LE ROI DE LA SAVANE

Les débuts d’un lion vedette internationale du cirque, César le roi de la savane. Un album tout public, drôle et magique comme le cirque.

César est mort, vive César ! Le cirque Astropof est en deuil de son légendaire lion clown et, tout en rangeant ses affaires, son patron et son ami l’éléphant reviennent sur l’ascension du "Roi de la savane" dans le monde du cirque.
Avec son gabarit de sauterelle et sa crinière pelée, le sympathique César est bien connu des jeunes lecteurs de Tchô à travers les strips réalisés par Daniel Blancou. Mais avec ce récit complet destiné à un très large public, l’auteur signe une histoire originale tant sur le fond que sur la forme. Car du début à la fin, dans cet album petit format de la collection de Lewis Tronheim, tout est fait pour faire vrai - si l’on oublie les animaux qui parlent et qui vivent en bonne intelligence avec les hommes.

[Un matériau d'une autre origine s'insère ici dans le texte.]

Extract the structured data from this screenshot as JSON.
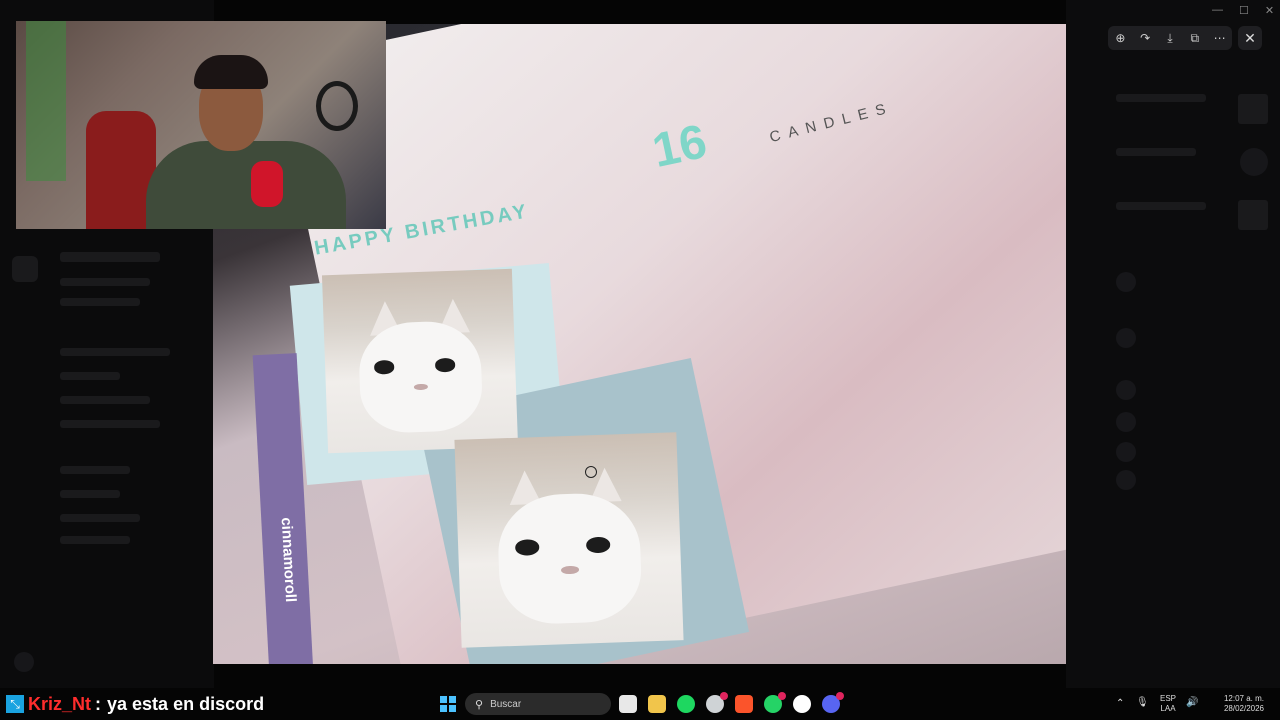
{
  "app": {
    "window_title": ""
  },
  "viewer_toolbar": {
    "icons": [
      "zoom-in-icon",
      "forward-icon",
      "download-icon",
      "open-external-icon",
      "more-icon"
    ],
    "close_glyph": "✕"
  },
  "photo": {
    "title_number": "16",
    "title_word": "CANDLES",
    "banner": "HAPPY BIRTHDAY",
    "ruler_label": "cinnamoroll"
  },
  "chat_overlay": {
    "username": "Kriz_Nt",
    "separator": ":",
    "message": "ya esta en discord",
    "username_color": "#ff2d2d"
  },
  "taskbar": {
    "search_placeholder": "Buscar",
    "language_top": "ESP",
    "language_bottom": "LAA",
    "time": "12:07 a. m.",
    "date": "28/02/2026"
  }
}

Visuellement d’abord : qu’il s’agisse de la couverture ou des planches intérieures, "Le roi de la savane" nous fait remonter dans le temps avec un dessin et une colorisation semblables aux vieilles affiches de cirque. Le lecteur attentif aura même remarqué le détail qui tue : un brin délavé, la couverture imite une fausse marque de pliure, comme si l’affiche était restée longtemps rangée dans un placard avant que quelqu’un ne décide de raconter la vie de César.
Scénaristiquement aussi, Blancou suit son idée : pour un peu on croirait que César a réellement existé puisque le rabat de couverture nous présente une biographie de l’artiste... Bio somme toute utile puisqu’en réalité l’album racontera justement tout ce qui n’est pas dans ces quelques lignes très officielles : des coulisses comme gardien ou balayeur au centre de la piste sous les projecteurs, les galères d’un lion qui rêvait d’être sur scène et son incroyable persévérance malgré les échecs et les moqueries.
Un peu poltron, très naïf mais gentil, César génère un fort capital sympathie. Ajoutons à cela une bonne dose d’humour et de poésie et on obtient un album des plus divertissements. Comme un bon bon spectacle de cirque.